I am in doubt whether in my thesis I should report on the subject specific predictions of the probability to respond with an 'I don't know' answer, or the population average. Consider for example the following graphs (I have not gotten them smaller yet):
They both have the same conclusion that the probability doubles for females. However, in terms of frequencies this means on average in the population I will have 3.3% missingness for females and 2.5 for males. For the average female individual though (in the median clusters= interviewed by the median interviewer, in the median country), I will have 1.9% missingness and 1.5% for this average male individual. I think the population average is more informative for my cause: evaluate whether missingness is related to gender and whether the rates are problematic. However, reading the following passage (Allison, P D (2009) Fixed Effects Regression Models, Quantitative Applications in the Social Sciences Series, Sage, Thousand Oaks, California):
“if you are a doctor and you want an estimate of how much a statin
drug will lower your patient’s odds of getting a heart attack, the
subject-specific coefficient is the clear choice. On the other hand,
if you are a state health official and you want to know how the number
of people who die of heart attacks would change if everyone in the
at-risk population took the stain drug, you would probably want to use
the population–averaged coefficients.
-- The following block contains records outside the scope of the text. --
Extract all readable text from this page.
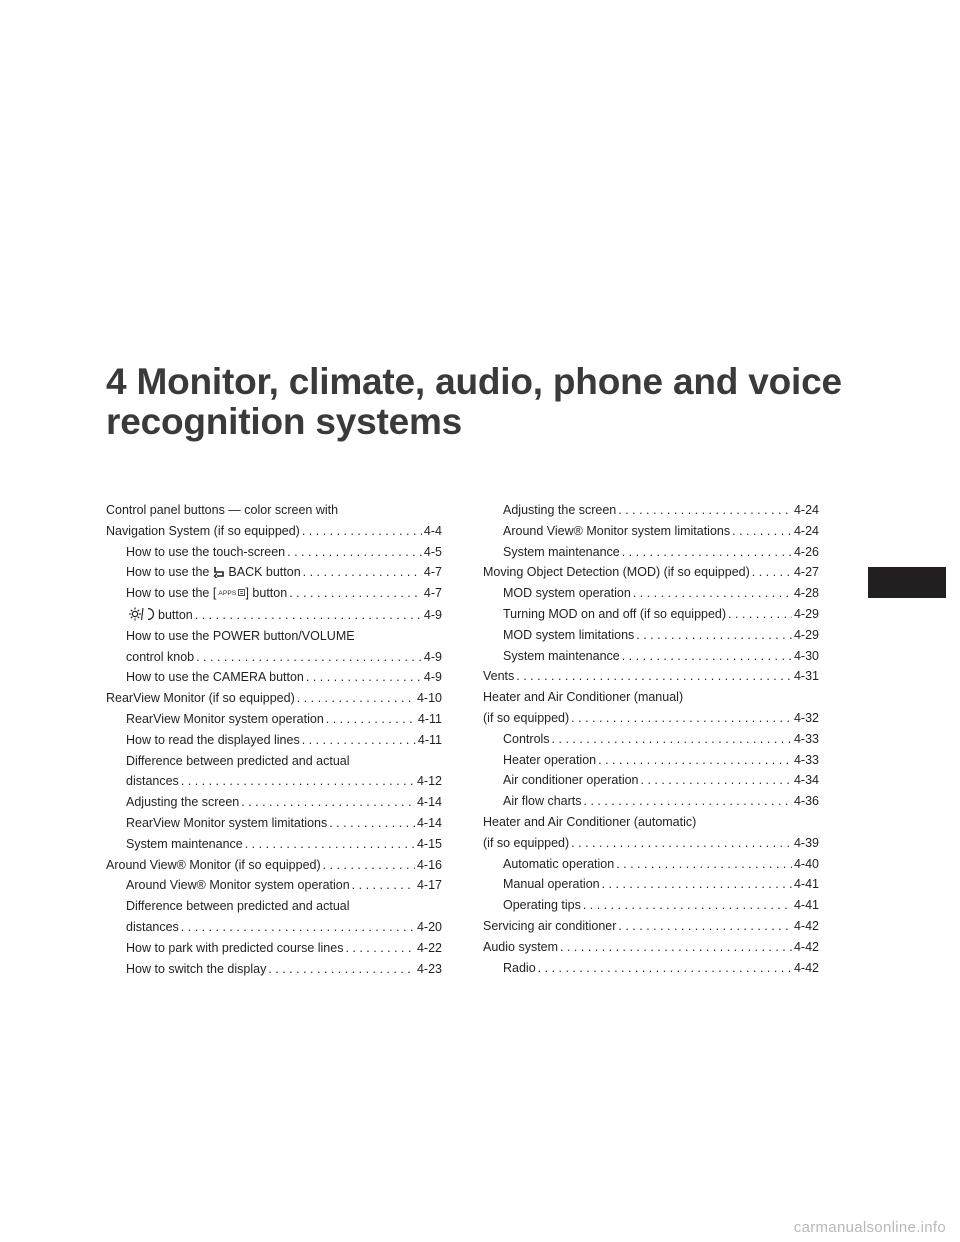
4 Monitor, climate, audio, phone and voice
recognition systems
Control panel buttons — color screen with
Navigation System (if so equipped) . . .	4-4
How to use the touch-screen . . .	4-5
How to use the BACK button . . .	4-7
How to use the [ APPS ] button . . .	4-7
button . . .	4-9
How to use the POWER button/VOLUME
control knob . . .	4-9
How to use the CAMERA button . . .	4-9
RearView Monitor (if so equipped) . . .	4-10
RearView Monitor system operation . . .	4-11
How to read the displayed lines . . .	4-11
Difference between predicted and actual
distances . . .	4-12
Adjusting the screen . . .	4-14
RearView Monitor system limitations . . .	4-14
System maintenance . . .	4-15
Around View® Monitor (if so equipped) . . .	4-16
Around View® Monitor system operation . . .	4-17
Difference between predicted and actual
distances . . .	4-20
How to park with predicted course lines . . .	4-22
How to switch the display . . .	4-23
Adjusting the screen . . .	4-24
Around View® Monitor system limitations . . .	4-24
System maintenance . . .	4-26
Moving Object Detection (MOD) (if so equipped) . . .	4-27
MOD system operation . . .	4-28
Turning MOD on and off (if so equipped) . . .	4-29
MOD system limitations . . .	4-29
System maintenance . . .	4-30
Vents . . .	4-31
Heater and Air Conditioner (manual)
(if so equipped) . . .	4-32
Controls . . .	4-33
Heater operation . . .	4-33
Air conditioner operation . . .	4-34
Air flow charts . . .	4-36
Heater and Air Conditioner (automatic)
(if so equipped) . . .	4-39
Automatic operation . . .	4-40
Manual operation . . .	4-41
Operating tips . . .	4-41
Servicing air conditioner . . .	4-42
Audio system . . .	4-42
Radio . . .	4-42
carmanualsonline.info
Even in the public health case,
it could be argued that the subject-specific coefficient is more
fundamental"
I can't seem to translate this to my specific situation. Anyone have any advice on my situation?
Best Answer
You cannot reach the conclusion that "the probability doubles for females". But your figures are a little misleading since the $y$-axes do not start from zero. It also seems that the percentages are just approximations from the figures.
We can always interpret regression coefficient as the association between $X$ and $Y$ on average.